A revolta da maioria dos médicos brasileiros com o programa "Mais Médicos" lançado pela Presidente Dilma tem me impressionado e incomodado bastante.
Eu sou médico e sou petista. Atuo só na saúde pública desde que me formei há 17 anos e exerci mandato parlamentar em Cuiabá por 8 anos pelo PT. Falo, portanto, como quem tem, digamos assim, um pé em cada barco. Ao mesmo tempo, risco e vantagem.
Já tive a oportunidade de me posicionar em meu perfil no facebook de forma bastante objetiva sobre cada uma das medidas constantes do programa. Concordo com parte das medidas e discordo de outras, e todas elas podem e devem ser melhoradas. Esse, inclusive, é o desejo manifesto do nosso governo.
A finalidade deste artigo é compartilhar uma reflexão que está martelando a minha cabeça: estamos diante de uma oportunidade histórica para avançar em uma das reivindicações históricas dos médicos do Brasil, a Carreira de Estado.
Também está aberta a porta para um passo essencial à consolidação do SUS, a realização da integração real entre o sistema público de saúde e as escolas formadoras de profissionais de saúde, o que está inclusive previsto no artigo 200 da nossa Constituição.
Só atacar e tentar impedir a realização do programa não vai ajudar muita coisa. É preciso ir à luta propositiva.
As milhares de vagas abertas para atuação na atenção primária em áreas com carência de médicos hoje, com bolsa custeada pelo Ministério da Saúde, podem avançar para a proposta de porta de entrada na carreira de estado, servindo como o estágio probatório resultante de um acesso via concurso público ao SUS nacional. Isso é possível. Mas é preciso a corajosa disposição ao diálogo, com médicos, governo e parlamento à mesa.
Outro dado, a proposta dos dois anos de estágio obrigatório no SUS poderá significar acesso universal à Residência Médica. Isso, acesso universal, todos os médicos graduados no Brasil ingressando automaticamente na Residência Médica, realizando um primeiro ano integralmente na atenção primária à saúde e os demais anos de especialização também na rede pública de saúde, resolvendo-se vários problemas com uma única medida. Mais médicos na atenção básica, vaga em Residência Médica para todos, mais especialistas em formação na rede pública, e o SUS organizando a partir das necessidades reais da nossa população a formação de especialistas no Brasil, integrando as universidades ao cotidiano dos serviços públicos.
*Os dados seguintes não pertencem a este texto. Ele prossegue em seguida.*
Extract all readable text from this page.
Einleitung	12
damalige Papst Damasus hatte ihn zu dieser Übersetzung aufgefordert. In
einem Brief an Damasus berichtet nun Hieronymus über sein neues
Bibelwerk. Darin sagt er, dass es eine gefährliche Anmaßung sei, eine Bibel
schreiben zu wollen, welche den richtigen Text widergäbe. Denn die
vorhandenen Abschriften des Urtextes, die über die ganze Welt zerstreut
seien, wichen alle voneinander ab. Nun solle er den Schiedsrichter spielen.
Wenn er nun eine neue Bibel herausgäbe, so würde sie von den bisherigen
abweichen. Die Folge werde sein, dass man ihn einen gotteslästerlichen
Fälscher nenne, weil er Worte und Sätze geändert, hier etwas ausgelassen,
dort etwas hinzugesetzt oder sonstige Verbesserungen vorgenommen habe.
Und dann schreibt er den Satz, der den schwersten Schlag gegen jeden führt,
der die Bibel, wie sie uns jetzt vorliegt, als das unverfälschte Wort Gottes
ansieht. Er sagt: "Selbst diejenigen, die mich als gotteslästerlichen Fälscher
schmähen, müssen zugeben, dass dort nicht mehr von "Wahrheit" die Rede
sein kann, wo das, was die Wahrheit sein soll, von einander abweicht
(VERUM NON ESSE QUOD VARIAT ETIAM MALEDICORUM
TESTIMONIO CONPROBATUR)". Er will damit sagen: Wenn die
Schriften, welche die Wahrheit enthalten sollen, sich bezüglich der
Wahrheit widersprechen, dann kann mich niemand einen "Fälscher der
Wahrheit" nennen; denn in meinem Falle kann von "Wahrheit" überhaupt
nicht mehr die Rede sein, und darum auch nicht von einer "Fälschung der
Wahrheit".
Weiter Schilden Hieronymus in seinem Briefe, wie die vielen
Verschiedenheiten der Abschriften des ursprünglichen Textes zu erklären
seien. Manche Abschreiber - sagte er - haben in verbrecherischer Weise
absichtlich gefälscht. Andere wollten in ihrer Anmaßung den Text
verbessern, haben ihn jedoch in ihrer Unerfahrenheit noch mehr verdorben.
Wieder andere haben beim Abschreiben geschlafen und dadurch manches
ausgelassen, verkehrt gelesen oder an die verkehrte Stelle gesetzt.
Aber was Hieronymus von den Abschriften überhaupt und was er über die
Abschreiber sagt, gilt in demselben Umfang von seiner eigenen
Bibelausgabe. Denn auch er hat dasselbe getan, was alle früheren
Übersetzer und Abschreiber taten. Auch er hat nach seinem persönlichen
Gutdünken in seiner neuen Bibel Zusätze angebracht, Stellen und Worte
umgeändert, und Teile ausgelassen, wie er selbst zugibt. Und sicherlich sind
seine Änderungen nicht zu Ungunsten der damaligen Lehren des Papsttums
Há ainda no DNA do programa Mais Médicos, a possibilidade de criação de um mercado de trabalho novo para todos os médicos que hoje atuam no país. Afinal, serão médicos que trabalharão como tutores dos colegas em formação no interior do sistema de saúde.
Os mais de 15 bilhões de reais destinados pelo governo federal para investimentos em infraestrutura e equipamentos para a rede pública de saúde até o final de 2014 também exigirão a contribuição e a presença de nós médicos nas unidades onde estes recursos serão utilizados para potencializar o resultado da sua aplicação.
Ao lado da Carreira de Estado, da integração entre o sistema de saúde e as escolas médicas, lutar por mais recursos para o SUS com a taxação das grandes fortunas, com o fim de limites na lei de responsabilidade fiscal para despesas com pessoal na saúde, com 10% do orçamento federal para o SUS, são excelentes pautas para o diálogo entre médicos, governo e congresso nacional.
E, nesse sentido, o "Mais Médicos" tem um enorme e inegável mérito, que supera de longe seus limites: colocar a saúde dos brasileiros no centro do debate nacional. Não podemos perder esta oportunidade histórica. À luta, doutores, mas com lucidez.
Lúdio Cabral é médico sanitarista e militante do SUS em Cuiabá.